A regra é que o perito seja escolhido e nomeado pelo juiz. Porém, o art. 471 do CPC permite que as partes possam em comum acordo, escolher o perito, desde que a causa admita autocomposição. As partes ao escolherem o perito, devem nomear também no mesmo ato os respectivos assistentes técnicos, que irão acompanhar os trabalhos do perito eleito em data e local previamente designados.

 

Art. 357, § 3º, CPC – Audiência de saneamento e organização em cooperação com as partes.

Essa previsão do CPC concretiza o princípio da cooperação, visto que o juiz poderá convidar as partes a integrar ou esclarecer alegações, designando audiência para que em cooperação com as partes, faça-se o saneamento do processo, e se defina os pontos controvertidos e as partes integrem suas alegações.

 

Art. 357, § 2º, CPC – Acordo de Saneamento.

Segundo essa previsão do CPC, as partes poderão apresentar ao juiz uma delimitação consensual das questões de fato e de direito objeto da lide, para que seja homologada. Caso essa delimitação seja homologada, ela vinculará as partes e o juiz.

 

Art. 432, parágrafo único, CPC – Desistência de documento cuja falsidade foi arguida.

No CPC de 1973, uma vez arguida a falsidade documental, o exame só não seria realizada, se a parte que produziu o documento o retirasse do processo e a outra parte consentisse com o desentranhamento.

O CPC de 2015 modificou essa regra, agora não se exige mais a concordância da outra parte. Se arguido a falsidade documental, a parte que produziu o documento, poderá retirá-lo desentranhá-lo dos autos e assim não ocorrerá o exame pericial, independentemente de consentimento da outra parte.

Também há a possibilidade de existirem os negócios processuais atípicos, desde que não atentem contra normas cogentes, fica a critério das partes criarem novos negócios processuais que não estão expressamente previstos na lei.

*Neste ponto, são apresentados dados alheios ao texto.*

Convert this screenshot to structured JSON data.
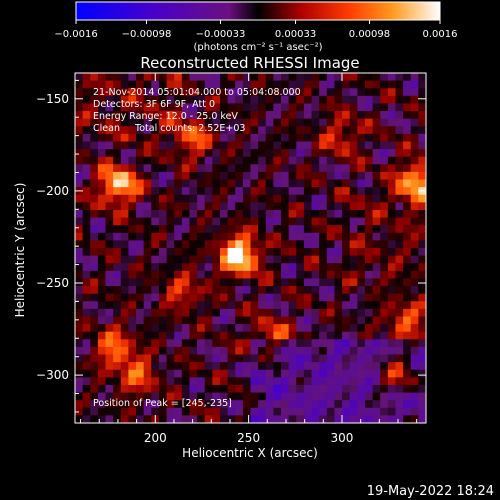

A título de exemplo, é possível que as partes celebrem negócio processual que estabeleça punição ou multa para a parte que descumprir com algum outro negócio processual celebrado, ou para a parte que atrasar culposamente ou dolosamente o calendário processual fixado.

O enunciado nº 21 do Fórum Permanente de Processualistas Civis, traz a tese de que o acordo para realização de sustentação oral, acordo para ampliação do tempo de sustentação oral, acordo para julgamento antecipado do mérito convencional, convenção sobre prova e convenção sobre redução de prazos processuais, são todos admissíveis perante o Código de Processo Civil de 2015.

 

Referência Bibliográfica: Negócios Processuais/ coordenadores: Antonio do Passo Cabral, Pedro Henrique Nogueira – Salvador: Ed. JusPodivum, 2015. v1. :il. – (Grandes temas do novo DPC; coord. Geral Fredie Didier Jr.)